David Rosenberg, chief economist at Canadian wealth manager Gluskin Sheff, learned one critical lesson from the aftermath of the 1987 stock market crash – “no matter how strong the economy is, nothing is more important than Fed policy and liquidity”. In the wake of that particular crash, then-Federal Reserve boss Alan Greenspan cut rates rapidly, establishing a pattern which “came to be known as the ‘Greenspan put’”.
But investors beware: those days are over, says Rosenberg. He reckons that the new Fed chief, Jerome Powell, (pictured) is going to be a lot more like Greenspan’s predecessor, Paul Volcker. While Volcker “killed inflation,” Powell “will kill the economy’s chronic dependence on asset inflation instead of real fundamentals like productivity”.

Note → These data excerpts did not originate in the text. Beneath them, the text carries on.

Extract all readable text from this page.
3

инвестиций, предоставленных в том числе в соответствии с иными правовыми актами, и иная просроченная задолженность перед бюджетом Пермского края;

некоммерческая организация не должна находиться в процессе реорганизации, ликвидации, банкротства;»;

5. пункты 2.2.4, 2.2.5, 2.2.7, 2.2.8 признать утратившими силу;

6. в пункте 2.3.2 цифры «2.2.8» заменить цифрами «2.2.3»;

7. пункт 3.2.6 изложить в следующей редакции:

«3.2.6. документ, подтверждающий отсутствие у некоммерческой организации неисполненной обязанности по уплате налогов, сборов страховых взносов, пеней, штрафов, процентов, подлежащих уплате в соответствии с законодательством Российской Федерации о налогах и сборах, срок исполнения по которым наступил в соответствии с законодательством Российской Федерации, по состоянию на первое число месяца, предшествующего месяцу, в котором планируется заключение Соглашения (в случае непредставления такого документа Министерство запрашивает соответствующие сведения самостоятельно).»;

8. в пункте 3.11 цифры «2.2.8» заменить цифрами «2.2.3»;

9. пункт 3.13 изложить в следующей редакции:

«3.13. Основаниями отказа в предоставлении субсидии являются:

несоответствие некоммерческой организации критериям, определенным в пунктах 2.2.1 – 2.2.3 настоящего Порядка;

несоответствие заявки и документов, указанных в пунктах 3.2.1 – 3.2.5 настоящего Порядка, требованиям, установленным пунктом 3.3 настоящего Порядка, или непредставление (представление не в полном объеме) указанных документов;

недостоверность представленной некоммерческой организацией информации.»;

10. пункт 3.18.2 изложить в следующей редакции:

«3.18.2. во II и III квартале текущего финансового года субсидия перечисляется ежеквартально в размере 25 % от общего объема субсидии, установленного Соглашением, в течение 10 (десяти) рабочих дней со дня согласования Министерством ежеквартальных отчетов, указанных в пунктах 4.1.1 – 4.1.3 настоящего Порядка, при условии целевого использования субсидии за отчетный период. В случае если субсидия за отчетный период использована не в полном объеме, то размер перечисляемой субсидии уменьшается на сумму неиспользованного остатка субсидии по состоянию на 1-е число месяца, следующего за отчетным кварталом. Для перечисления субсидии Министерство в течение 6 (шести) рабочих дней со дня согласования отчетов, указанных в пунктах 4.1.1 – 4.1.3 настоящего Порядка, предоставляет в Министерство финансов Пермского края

Of course, that will be a shock for a market that has grown used to being bailed out by the central bank every time there’s a hint of a wobble. Yet with inflationary pressure continuing to build, the Fed may not feel it has any other choice but to keep raising rates, even if economic growth shows signs of cooling.
Rosenberg notes that gold has been holding its own amid the sell-off. And little wonder: “sentiment is so washed out and market positioning is its most bearish in 17 years”, meaning it doesn’t take much of a shift in attitude to send the price higher. As a result, “the technical picture on bullion is looking much better” than over the past few months.